Designing business processes is considered a scientific endeavor, but there are many processes that resist being defined or standardized. They need an approach that is more art than science.
And with advances in digital technologies, companies need new ways to manage science and art in tandem. The changes mean you must shift:
At first glance, accounting and design thinking are considered to be at odds with each other. Accounting is rule-based and regulated by standards and legislation. Design thinking, on the other hand, looks for creative solutions to problems.
Accounting and creativity are an oxymoron. If design thinking is an art form, then value-stream mapping is more of a science. But there is a middle ground. Accountants are trained to focus on accuracy and quality, and less on the end user or identifying insights. Even within the constraints of compliance, there is scope to understand and meet end-user needs while driving business outcomes.
As management guru Peter Drucker said, “There is surely nothing quite so useless as doing with great efficiency what should not be done at all.” Process design focused on defect reduction is just that.
Digital advancements have allowed businesses to think beyond traditional goals and outcomes. For example, companies are improving the cost to serve instead of simply the cost per unit, or redefining cycle times instead of just reducing them. The art of imagination has taken over the science that delivers incremental or linear benefits.
Traditionally, companies focus on what to remove. They set short-term targets by fine-tuning critical processes and eliminating lower-value activities. This is an incremental approach at best. At worst, it can deliver chaos.
There is a better way.
Start with a blank sheet. Forget about the status quo. Instead of looking for what to remove, look for what you must keep. Digital tools and frameworks can help turbocharge zero-based redesign. This elevates the science of process re-engineering beyond small improvements to transformational outcomes.
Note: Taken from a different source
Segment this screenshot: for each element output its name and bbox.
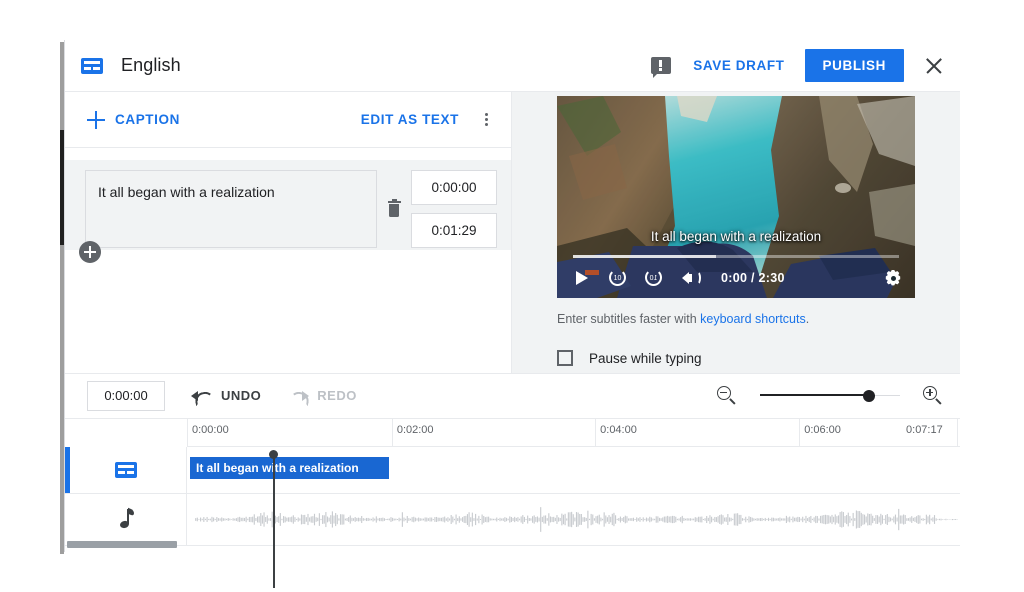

Process standardization and optimization embedded in Lean Six Sigma are the bedrocks of process design, a scientific foundation. Process optimization has created significant efficiency gains over the years. But with success, it has become overused as companies push it everywhere regardless of whether it improves outcomes.
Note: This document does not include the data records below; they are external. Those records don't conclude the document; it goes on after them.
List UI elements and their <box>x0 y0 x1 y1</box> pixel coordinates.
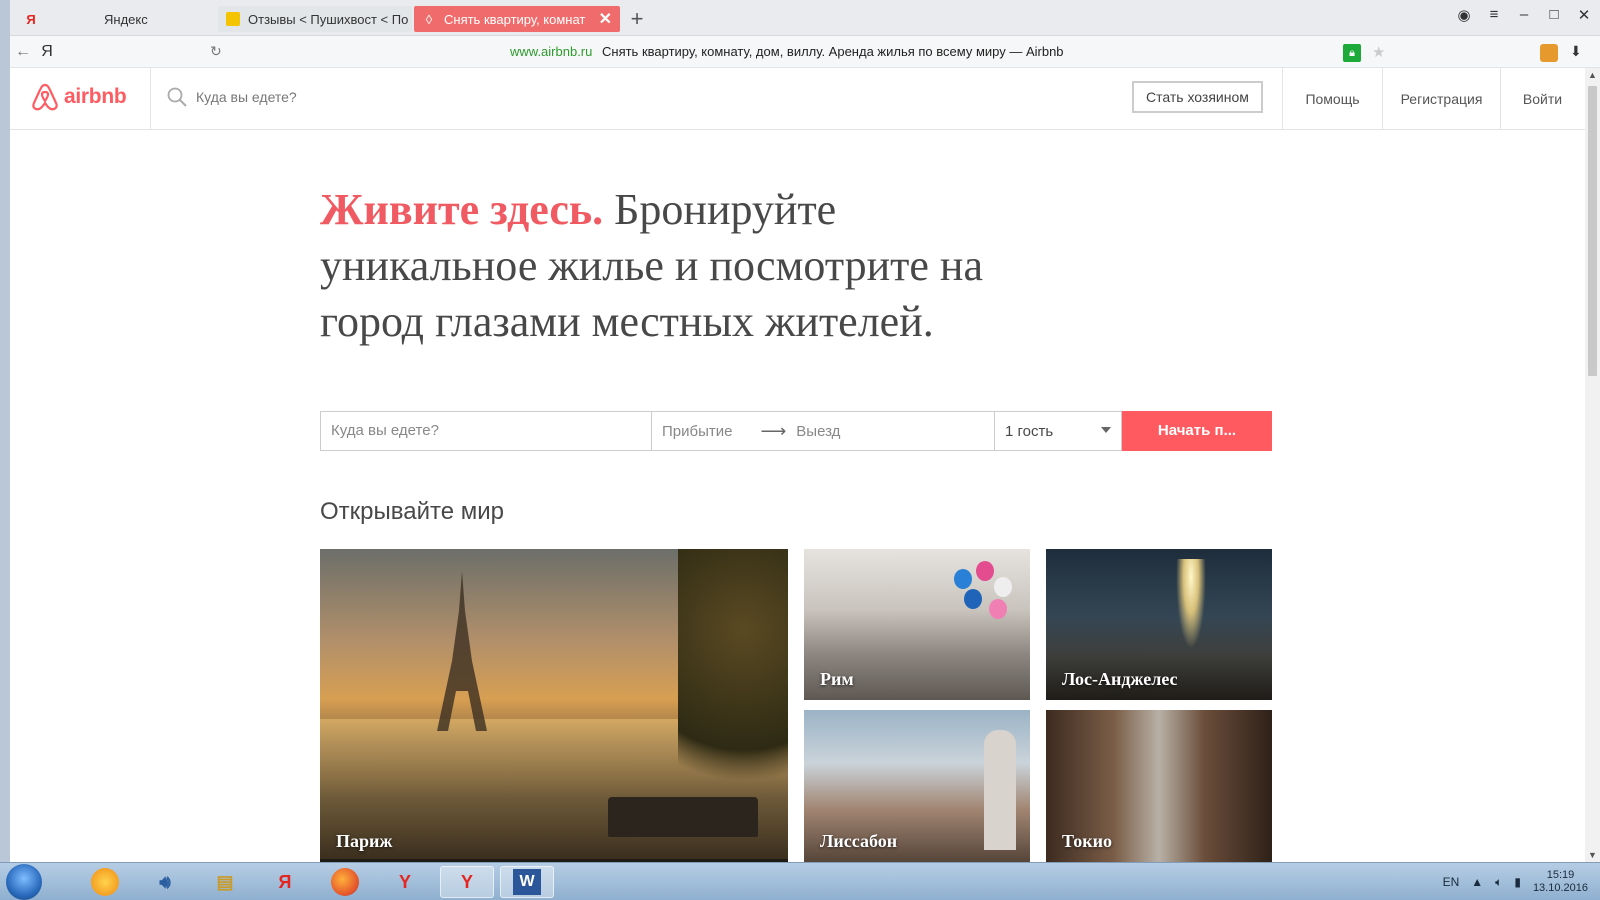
clock-date: 13.10.2016 <box>1532 882 1588 894</box>
paris-trees-image <box>678 549 788 819</box>
bookmark-star-icon[interactable]: ★ <box>1372 43 1385 61</box>
guests-value: 1 гость <box>1005 422 1054 440</box>
chevron-down-icon <box>1101 427 1111 433</box>
scrollbar-thumb[interactable] <box>1588 86 1597 376</box>
city-name: Рим <box>820 669 854 689</box>
taskbar-app-yandex-browser-icon[interactable]: Y <box>378 866 432 898</box>
download-icon[interactable]: ⬇ <box>1570 43 1582 60</box>
volume-icon[interactable]: 🔈︎ <box>1495 875 1502 890</box>
tower-image <box>984 730 1016 850</box>
balloon-image <box>954 569 972 589</box>
new-tab-button[interactable]: + <box>624 6 650 32</box>
taskbar-app-yandex-browser-active-icon[interactable]: Y <box>440 866 494 898</box>
balloon-image <box>994 577 1012 597</box>
airbnb-icon: ◊ <box>425 11 433 27</box>
tab-bar: Я Яндекс Отзывы < Пушихвост < По ◊ Снять… <box>10 0 1600 36</box>
balloon-image <box>989 599 1007 619</box>
profile-icon[interactable]: ◉ <box>1456 6 1472 24</box>
window-controls: ◉ ≡ – □ ✕ <box>1456 6 1600 24</box>
city-tile-paris[interactable]: Париж <box>320 549 788 862</box>
header-divider <box>150 68 151 130</box>
reload-icon[interactable]: ↻ <box>210 43 222 60</box>
scroll-up-icon[interactable]: ▲ <box>1585 70 1600 80</box>
logo-text: airbnb <box>64 85 127 108</box>
yandex-home-icon[interactable]: Я <box>36 43 58 61</box>
taskbar-app-folder-icon[interactable]: ▤ <box>198 866 252 898</box>
tab-label: Яндекс <box>104 11 148 27</box>
page-title: Снять квартиру, комнату, дом, виллу. Аре… <box>602 44 1064 59</box>
help-link[interactable]: Помощь <box>1282 68 1382 130</box>
taskbar-app-yandex-icon[interactable]: Я <box>258 866 312 898</box>
login-link[interactable]: Войти <box>1500 68 1584 130</box>
checkin-field[interactable]: Прибытие <box>662 423 732 440</box>
taskbar-app-firefox-icon[interactable] <box>318 866 372 898</box>
tab-label: Снять квартиру, комнат <box>444 11 586 27</box>
tab-label: Отзывы < Пушихвост < По <box>248 11 409 27</box>
checkout-field[interactable]: Выезд <box>796 423 840 440</box>
become-host-button[interactable]: Стать хозяином <box>1132 81 1263 113</box>
close-window-icon[interactable]: ✕ <box>1576 6 1592 24</box>
balloon-image <box>964 589 982 609</box>
extension-icon[interactable] <box>1540 44 1558 62</box>
city-tile-rome[interactable]: Рим <box>804 549 1030 700</box>
address-bar: ← Я ↻ www.airbnb.ru Снять квартиру, комн… <box>10 36 1600 68</box>
balloon-image <box>976 561 994 581</box>
city-name: Токио <box>1062 831 1112 851</box>
city-tile-tokyo[interactable]: Токио <box>1046 710 1272 862</box>
tray-expand-icon[interactable]: ▲ <box>1471 875 1483 889</box>
scroll-down-icon[interactable]: ▼ <box>1585 850 1600 860</box>
city-name: Париж <box>336 831 393 851</box>
airbnb-logo-icon <box>32 83 58 111</box>
city-name: Лос-Анджелес <box>1062 669 1178 689</box>
folder-icon <box>226 12 240 26</box>
yandex-icon: Я <box>26 11 36 27</box>
city-name: Лиссабон <box>820 831 898 851</box>
header-search-placeholder: Куда вы едете? <box>196 89 297 105</box>
site-header: airbnb Куда вы едете? Стать хозяином Пом… <box>10 68 1585 130</box>
back-arrow-icon[interactable]: ← <box>10 43 36 61</box>
search-icon <box>167 87 187 107</box>
arrow-right-icon: ⟶ <box>760 420 787 441</box>
city-tile-los-angeles[interactable]: Лос-Анджелес <box>1046 549 1272 700</box>
url-domain: www.airbnb.ru <box>510 44 593 59</box>
close-tab-icon[interactable]: ✕ <box>599 9 612 29</box>
browser-window: Я Яндекс Отзывы < Пушихвост < По ◊ Снять… <box>10 0 1600 862</box>
menu-icon[interactable]: ≡ <box>1486 6 1502 24</box>
page-scrollbar[interactable]: ▲ ▼ <box>1585 68 1600 862</box>
boat-image <box>608 797 758 837</box>
desktop-edge <box>0 0 10 862</box>
destination-input[interactable]: Куда вы едете? <box>320 411 652 451</box>
url-field[interactable]: www.airbnb.ru Снять квартиру, комнату, д… <box>510 44 1064 59</box>
register-link[interactable]: Регистрация <box>1382 68 1500 130</box>
guests-select[interactable]: 1 гость <box>995 411 1122 451</box>
start-button[interactable] <box>6 864 42 900</box>
language-indicator[interactable]: EN <box>1443 875 1460 889</box>
clock-time: 15:19 <box>1546 869 1575 881</box>
header-search[interactable]: Куда вы едете? <box>166 86 297 108</box>
taskbar: 🔊︎ ▤ Я Y Y W EN ▲ 🔈︎ ▮ 15:19 13.10.2016 <box>0 862 1600 900</box>
search-submit-button[interactable]: Начать п... <box>1122 411 1272 451</box>
firework-image <box>1176 559 1206 649</box>
maximize-icon[interactable]: □ <box>1546 6 1562 24</box>
clock[interactable]: 15:19 13.10.2016 <box>1533 869 1588 895</box>
search-form: Куда вы едете? Прибытие ⟶ Выезд 1 гость … <box>320 411 1272 451</box>
system-tray: EN ▲ 🔈︎ ▮ 15:19 13.10.2016 <box>1443 863 1600 900</box>
eiffel-tower-image <box>437 571 487 731</box>
tab-yandex[interactable]: Я Яндекс <box>16 6 212 32</box>
network-icon[interactable]: ▮ <box>1514 875 1521 889</box>
dates-field[interactable]: Прибытие ⟶ Выезд <box>652 411 995 451</box>
tab-airbnb[interactable]: ◊ Снять квартиру, комнат ✕ <box>414 6 620 32</box>
hero-accent: Живите здесь. <box>320 185 604 234</box>
minimize-icon[interactable]: – <box>1516 6 1532 24</box>
tab-reviews[interactable]: Отзывы < Пушихвост < По <box>218 6 412 32</box>
explore-title: Открывайте мир <box>320 498 504 525</box>
airbnb-logo[interactable]: airbnb <box>30 82 127 112</box>
taskbar-app-speaker-icon[interactable]: 🔊︎ <box>138 866 192 898</box>
city-tile-lisbon[interactable]: Лиссабон <box>804 710 1030 862</box>
taskbar-app-word-icon[interactable]: W <box>500 866 554 898</box>
hero-heading: Живите здесь. Бронируйте уникальное жиль… <box>320 182 1040 350</box>
taskbar-app-browser-icon[interactable] <box>78 866 132 898</box>
lock-icon[interactable]: 🔒︎ <box>1343 44 1361 62</box>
Designing a process for scalability and agility is an art. You must harmonize the artistic and scientific approaches to move beyond optimization and have an agile process that is inherently scalable.
Conventional accounting controls are static and don’t include opportunities for capturing feedback. Without a positive feedback loop, a process can collapse.
When designing your process, build in collaboration and feedback loops so you can adapt as business policies change. This is the ultimate test of a great design: it’s not about having robust theoretical controls but building controls that work in real time, enable compliance, and flag deviation. The science of static controls needs to include the art of the feedback loop.
Genpact’s process design framework takes these changes into account to deliver successful automation. Robotic process automation, for example, can reduce manual intervention and sequence it for the best intervals, while identifying rule-based transactions and exception handling. When coupled with BlackLine’s accounting process automation opportunities and robust process design, you can create sustainable and scalable automation.
Automation built on intelligent process design increases efficiency and avoids the trap of premature automation.